Alexander is in Dublin to introduce the new collections from Italian sister brands Sportmax and Max Mara for whom she is a close associate and consultant. She says she hasn’t had a chance to see whether Irish women have much style, but “Andrea Corr always dresses well and John Rocha’s wife [Odette] always looks fantastic”.
She is smaller than she appears on TV, yet somehow a larger presence. She speaks slowly, with purpose, and each sentence peters out, rather than ending definitively, leaving you literally hanging onto every word.
She established herself early on in her career in the UK – which she came to from a position as fashion editor on the China Mail, a role she stepped into at the ripe age of 19 “or 20” (more on that later) – as a champion of the people, an advocate of the “real woman”, writing and talking about fashion for the 40- and 50-somethings who were otherwise being left behind.
“I started [answering readers’ fashion queries] at the Telegraph, I guess, when I was about 42,” she says. “I was very aware of how many magazines and newspapers really looked at fashion for pretty much the under-25s, and people my age, or older, felt very hard done by. Being able to answer their queries was quite liberating.
“I don’t think fashion is only for the young . . . it’s for everybody. And you can have fun with fashion, even if you’re 90 or 100. As long as you’re not making a fool of yourself, exposing too much flesh or wearing something too tight . . . but that can happen whether you’re 20 or 92. It’s about clothes that you look good in, feel good in and that make you happy.”

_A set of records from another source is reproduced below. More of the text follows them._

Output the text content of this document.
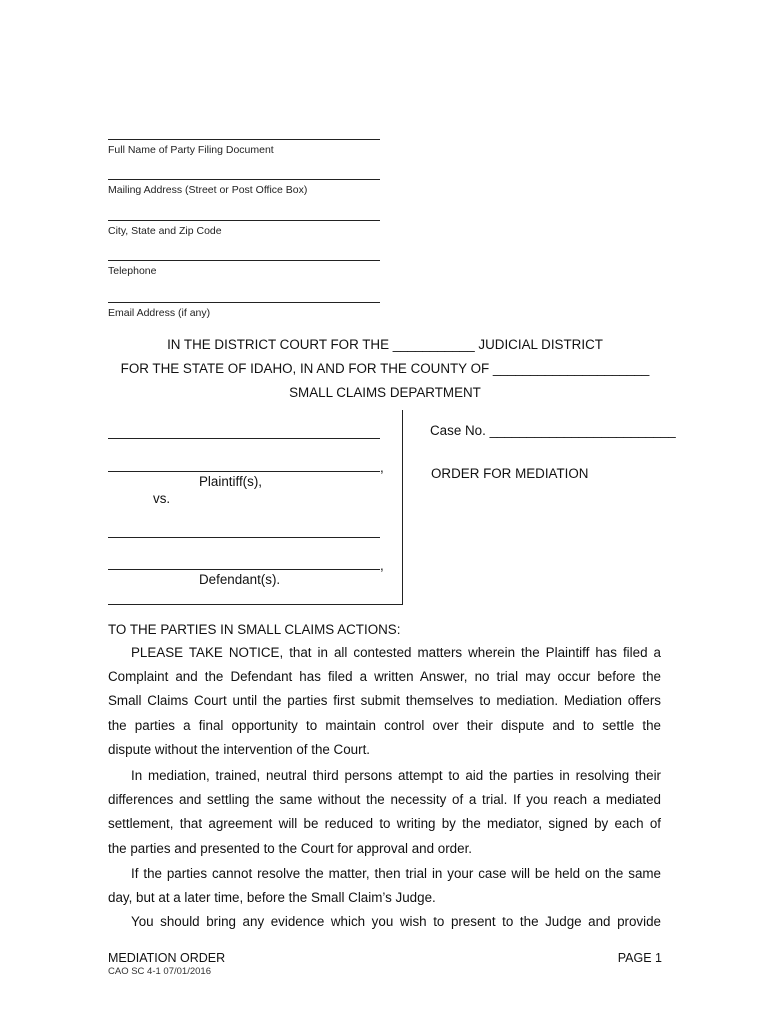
Full Name of Party Filing Document
Mailing Address (Street or Post Office Box)
City, State and Zip Code
Telephone
Email Address (if any)
IN THE DISTRICT COURT FOR THE ___________ JUDICIAL DISTRICT
FOR THE STATE OF IDAHO, IN AND FOR THE COUNTY OF _____________________
SMALL CLAIMS DEPARTMENT
,
Plaintiff(s),
vs.
,
Defendant(s).
Case No. _________________________
ORDER FOR MEDIATION
TO THE PARTIES IN SMALL CLAIMS ACTIONS:
PLEASE TAKE NOTICE, that in all contested matters wherein the Plaintiff has filed a
Complaint and the Defendant has filed a written Answer, no trial may occur before the
Small Claims Court until the parties first submit themselves to mediation. Mediation offers
the parties a final opportunity to maintain control over their dispute and to settle the
dispute without the intervention of the Court.
In mediation, trained, neutral third persons attempt to aid the parties in resolving their
differences and settling the same without the necessity of a trial. If you reach a mediated
settlement, that agreement will be reduced to writing by the mediator, signed by each of
the parties and presented to the Court for approval and order.
If the parties cannot resolve the matter, then trial in your case will be held on the same
day, but at a later time, before the Small Claim’s Judge.
You should bring any evidence which you wish to present to the Judge and provide
MEDIATION ORDER
CAO SC 4-1 07/01/2016
PAGE 1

Alexander has always recommended that women shop on the high street, but surely a woman who counts some of the world’s top designers as friends and drops their last names when referring to them – Karl [Lagerfeld], John [Galliano], Yoji [Yamamoto] – buys her own clothes after-hours in Harrods with a personal shopper while sitting on a chaise longue and being served grapes by members of staff?